Vorstand in Bedrängnis: Thomas Hitzlsperger (Vorsitzender, Sport), Stefan Heim (Finanzen) und Jochen Röttgermann (Marketing, v. l.) Foto: bm
Vorstand in Bedrängnis: Thomas Hitzlsperger (Vorsitzender, Sport), Stefan Heim (Finanzen) und Jochen Röttgermann (Marketing, v. l.) Foto: bm
Die Unruhe beim VfB Stuttgart ist weiter groß, vieles ist ungeklärt. Aufsichtsrat Rainer Adrion appelliert an Präsident Claus Vogt und den Vorstandsvorsitzenden Thomas Hitzlsperger, aufeinander zuzugehen.

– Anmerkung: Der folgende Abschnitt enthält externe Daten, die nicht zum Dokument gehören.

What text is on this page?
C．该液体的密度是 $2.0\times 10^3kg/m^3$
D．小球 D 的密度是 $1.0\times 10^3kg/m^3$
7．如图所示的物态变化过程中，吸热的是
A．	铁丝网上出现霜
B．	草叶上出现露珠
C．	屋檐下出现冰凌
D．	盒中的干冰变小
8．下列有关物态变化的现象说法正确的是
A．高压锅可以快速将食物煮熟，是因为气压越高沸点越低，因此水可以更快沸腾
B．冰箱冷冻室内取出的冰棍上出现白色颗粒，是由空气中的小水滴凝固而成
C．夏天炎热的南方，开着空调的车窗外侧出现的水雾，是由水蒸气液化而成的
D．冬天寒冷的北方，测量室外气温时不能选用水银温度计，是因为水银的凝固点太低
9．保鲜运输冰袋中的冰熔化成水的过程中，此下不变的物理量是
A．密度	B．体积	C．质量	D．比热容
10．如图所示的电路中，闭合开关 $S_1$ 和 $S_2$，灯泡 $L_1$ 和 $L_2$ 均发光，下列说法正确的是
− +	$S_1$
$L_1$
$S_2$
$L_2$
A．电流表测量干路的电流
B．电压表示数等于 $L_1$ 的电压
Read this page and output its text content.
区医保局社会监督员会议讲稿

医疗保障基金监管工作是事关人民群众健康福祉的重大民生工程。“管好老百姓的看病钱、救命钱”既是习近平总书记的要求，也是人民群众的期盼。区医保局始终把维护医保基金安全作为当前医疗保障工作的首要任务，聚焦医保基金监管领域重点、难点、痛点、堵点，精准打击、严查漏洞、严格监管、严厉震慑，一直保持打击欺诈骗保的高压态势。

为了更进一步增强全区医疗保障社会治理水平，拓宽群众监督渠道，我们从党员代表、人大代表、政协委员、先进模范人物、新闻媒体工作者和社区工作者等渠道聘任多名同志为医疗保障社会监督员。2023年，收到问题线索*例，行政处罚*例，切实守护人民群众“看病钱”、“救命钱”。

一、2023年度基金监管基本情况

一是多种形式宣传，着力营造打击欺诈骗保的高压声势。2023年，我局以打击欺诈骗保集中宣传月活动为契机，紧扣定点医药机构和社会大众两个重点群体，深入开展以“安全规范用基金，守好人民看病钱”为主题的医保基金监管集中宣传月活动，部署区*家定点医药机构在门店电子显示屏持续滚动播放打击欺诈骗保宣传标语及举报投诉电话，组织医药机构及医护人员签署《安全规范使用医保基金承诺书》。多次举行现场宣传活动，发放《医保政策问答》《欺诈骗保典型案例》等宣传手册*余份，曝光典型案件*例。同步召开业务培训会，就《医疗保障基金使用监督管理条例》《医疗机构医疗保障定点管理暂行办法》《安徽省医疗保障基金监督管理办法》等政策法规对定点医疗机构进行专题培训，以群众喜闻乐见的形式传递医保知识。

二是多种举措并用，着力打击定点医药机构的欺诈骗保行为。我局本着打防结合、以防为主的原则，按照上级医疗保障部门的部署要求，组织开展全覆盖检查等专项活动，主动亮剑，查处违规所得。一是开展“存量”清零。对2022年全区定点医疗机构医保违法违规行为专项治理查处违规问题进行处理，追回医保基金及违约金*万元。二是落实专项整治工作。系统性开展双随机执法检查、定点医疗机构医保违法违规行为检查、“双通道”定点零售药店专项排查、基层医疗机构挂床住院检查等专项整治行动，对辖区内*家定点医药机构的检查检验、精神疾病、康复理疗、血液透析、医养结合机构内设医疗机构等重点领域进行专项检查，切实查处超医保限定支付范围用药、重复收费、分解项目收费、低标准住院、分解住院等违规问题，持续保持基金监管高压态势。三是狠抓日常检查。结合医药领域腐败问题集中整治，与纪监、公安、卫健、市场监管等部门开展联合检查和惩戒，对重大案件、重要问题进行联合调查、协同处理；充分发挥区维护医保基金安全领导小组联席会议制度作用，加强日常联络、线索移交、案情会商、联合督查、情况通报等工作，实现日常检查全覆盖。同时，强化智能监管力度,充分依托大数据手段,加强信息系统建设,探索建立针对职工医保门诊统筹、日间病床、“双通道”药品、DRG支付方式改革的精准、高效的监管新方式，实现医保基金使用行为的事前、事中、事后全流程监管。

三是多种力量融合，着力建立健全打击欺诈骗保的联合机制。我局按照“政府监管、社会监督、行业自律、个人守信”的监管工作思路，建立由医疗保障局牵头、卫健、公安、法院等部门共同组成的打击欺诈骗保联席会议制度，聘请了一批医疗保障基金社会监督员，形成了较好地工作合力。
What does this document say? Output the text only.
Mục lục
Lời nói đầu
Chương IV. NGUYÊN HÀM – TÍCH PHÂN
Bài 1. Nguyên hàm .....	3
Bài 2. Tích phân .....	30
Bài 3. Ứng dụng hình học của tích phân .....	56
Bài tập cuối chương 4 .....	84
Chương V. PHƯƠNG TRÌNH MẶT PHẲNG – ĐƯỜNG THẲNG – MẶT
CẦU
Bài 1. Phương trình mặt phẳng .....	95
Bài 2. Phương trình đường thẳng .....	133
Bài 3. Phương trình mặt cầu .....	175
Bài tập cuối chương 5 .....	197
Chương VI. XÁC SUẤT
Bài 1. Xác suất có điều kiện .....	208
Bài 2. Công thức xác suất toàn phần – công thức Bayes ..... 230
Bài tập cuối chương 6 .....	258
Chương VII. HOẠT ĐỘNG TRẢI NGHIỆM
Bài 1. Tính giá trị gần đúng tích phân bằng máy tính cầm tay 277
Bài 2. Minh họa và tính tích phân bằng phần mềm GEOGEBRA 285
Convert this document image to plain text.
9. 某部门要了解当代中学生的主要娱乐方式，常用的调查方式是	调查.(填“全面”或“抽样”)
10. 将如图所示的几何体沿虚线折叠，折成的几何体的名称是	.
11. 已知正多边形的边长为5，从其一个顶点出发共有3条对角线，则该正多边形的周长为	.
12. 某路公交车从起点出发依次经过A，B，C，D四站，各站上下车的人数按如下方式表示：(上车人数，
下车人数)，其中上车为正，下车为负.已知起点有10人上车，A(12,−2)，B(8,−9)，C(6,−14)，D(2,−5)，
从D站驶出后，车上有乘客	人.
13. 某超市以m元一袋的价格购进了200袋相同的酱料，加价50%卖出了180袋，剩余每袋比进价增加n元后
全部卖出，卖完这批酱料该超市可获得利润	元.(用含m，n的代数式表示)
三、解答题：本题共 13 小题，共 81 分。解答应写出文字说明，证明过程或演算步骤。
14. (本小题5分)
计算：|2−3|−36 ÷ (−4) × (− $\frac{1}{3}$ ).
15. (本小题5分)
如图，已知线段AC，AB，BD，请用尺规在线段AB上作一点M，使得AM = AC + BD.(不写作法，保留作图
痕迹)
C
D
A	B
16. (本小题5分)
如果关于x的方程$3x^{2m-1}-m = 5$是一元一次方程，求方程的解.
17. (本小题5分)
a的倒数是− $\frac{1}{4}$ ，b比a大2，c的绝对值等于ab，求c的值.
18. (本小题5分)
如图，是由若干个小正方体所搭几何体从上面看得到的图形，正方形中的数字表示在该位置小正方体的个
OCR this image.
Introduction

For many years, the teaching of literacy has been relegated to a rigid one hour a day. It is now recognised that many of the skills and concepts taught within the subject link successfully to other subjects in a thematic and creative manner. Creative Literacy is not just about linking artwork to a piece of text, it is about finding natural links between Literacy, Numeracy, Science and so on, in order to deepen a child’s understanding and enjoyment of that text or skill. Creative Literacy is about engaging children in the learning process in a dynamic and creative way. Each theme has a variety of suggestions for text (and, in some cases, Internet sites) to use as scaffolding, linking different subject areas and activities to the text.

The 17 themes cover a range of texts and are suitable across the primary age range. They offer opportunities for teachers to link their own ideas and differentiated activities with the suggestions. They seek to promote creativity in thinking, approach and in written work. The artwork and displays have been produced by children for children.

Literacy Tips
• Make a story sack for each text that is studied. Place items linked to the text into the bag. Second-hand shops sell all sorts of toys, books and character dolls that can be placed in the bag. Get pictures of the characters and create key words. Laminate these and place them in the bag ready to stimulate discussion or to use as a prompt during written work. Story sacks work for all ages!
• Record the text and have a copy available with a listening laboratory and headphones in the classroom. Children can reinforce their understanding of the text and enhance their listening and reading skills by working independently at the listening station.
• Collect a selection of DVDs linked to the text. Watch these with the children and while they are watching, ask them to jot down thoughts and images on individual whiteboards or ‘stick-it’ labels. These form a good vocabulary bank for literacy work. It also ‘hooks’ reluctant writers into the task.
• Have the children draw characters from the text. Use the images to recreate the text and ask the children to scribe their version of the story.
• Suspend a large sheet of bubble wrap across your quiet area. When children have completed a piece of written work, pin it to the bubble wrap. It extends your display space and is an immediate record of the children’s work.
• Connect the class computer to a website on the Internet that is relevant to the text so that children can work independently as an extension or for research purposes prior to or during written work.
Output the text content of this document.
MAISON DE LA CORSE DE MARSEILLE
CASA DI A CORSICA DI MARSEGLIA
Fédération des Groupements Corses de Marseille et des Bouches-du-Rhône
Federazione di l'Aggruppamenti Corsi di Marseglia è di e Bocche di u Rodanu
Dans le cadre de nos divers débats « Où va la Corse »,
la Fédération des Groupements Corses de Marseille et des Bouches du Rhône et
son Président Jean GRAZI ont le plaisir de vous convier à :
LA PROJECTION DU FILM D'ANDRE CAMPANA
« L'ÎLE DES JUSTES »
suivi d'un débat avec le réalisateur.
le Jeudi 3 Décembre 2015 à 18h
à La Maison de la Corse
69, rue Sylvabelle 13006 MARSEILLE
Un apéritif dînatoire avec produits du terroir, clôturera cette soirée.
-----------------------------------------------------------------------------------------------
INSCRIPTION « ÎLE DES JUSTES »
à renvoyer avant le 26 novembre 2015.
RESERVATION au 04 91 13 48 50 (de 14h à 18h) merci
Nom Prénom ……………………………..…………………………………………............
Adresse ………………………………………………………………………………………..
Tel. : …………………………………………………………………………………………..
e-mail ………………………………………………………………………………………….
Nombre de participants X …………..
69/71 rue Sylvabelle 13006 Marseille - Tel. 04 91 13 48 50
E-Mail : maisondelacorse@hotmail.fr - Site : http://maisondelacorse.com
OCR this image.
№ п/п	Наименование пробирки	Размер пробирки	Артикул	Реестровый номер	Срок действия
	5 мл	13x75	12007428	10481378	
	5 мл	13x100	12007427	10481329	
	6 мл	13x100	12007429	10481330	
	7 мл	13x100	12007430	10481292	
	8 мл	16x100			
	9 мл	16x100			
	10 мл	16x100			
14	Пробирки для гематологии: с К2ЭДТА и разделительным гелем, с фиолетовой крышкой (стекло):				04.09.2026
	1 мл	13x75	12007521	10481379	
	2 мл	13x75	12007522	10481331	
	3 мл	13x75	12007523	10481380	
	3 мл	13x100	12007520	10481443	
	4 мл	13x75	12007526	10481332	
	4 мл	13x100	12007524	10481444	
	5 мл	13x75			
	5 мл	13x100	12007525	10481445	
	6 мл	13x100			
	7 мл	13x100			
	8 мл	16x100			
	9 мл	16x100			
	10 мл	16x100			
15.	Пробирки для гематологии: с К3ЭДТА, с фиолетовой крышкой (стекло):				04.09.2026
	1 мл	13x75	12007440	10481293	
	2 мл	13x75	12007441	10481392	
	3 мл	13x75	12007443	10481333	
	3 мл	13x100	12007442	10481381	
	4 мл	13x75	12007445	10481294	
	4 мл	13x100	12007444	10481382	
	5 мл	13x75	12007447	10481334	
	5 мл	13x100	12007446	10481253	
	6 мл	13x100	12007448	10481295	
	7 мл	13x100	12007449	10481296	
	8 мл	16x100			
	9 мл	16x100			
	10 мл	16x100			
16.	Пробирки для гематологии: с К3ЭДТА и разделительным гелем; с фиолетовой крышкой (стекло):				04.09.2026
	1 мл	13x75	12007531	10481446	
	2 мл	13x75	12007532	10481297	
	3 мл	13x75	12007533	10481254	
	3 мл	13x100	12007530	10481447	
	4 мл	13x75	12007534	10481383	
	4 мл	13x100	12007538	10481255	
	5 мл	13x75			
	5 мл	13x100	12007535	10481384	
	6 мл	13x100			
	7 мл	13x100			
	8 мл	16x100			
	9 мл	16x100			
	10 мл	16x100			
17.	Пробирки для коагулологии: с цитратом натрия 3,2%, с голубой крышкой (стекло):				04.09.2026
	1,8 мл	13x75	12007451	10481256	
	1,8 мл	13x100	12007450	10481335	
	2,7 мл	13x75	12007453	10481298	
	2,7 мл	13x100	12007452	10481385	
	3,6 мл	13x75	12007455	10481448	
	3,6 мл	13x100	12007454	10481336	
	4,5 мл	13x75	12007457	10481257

Stuttgart. Der VfB Stuttgart befindet sich weiter in einer schweren vereinspolitischen Krise. Was mit dem durch den Kicker im September veröffentlichten Datenskandal begann und im Streit zwischen dem Vorstandsvorsitzenden Thomas Hitzlsperger und Präsident Claus Vogt erstmals deutlich wurde, fand am Freitag einen neuen Höhepunkt. Der Spiegel hatte Teile des Eseceon-Ermittlungsberichtes über die Datenaffäre öffentlich gemacht und damit viele Führungskräfte des Fußball-Bundesligisten in enorme Bedrängnis gebracht. Eine Reaktion in Form von personellen Konsequenzen blieb bisher allerdings aus.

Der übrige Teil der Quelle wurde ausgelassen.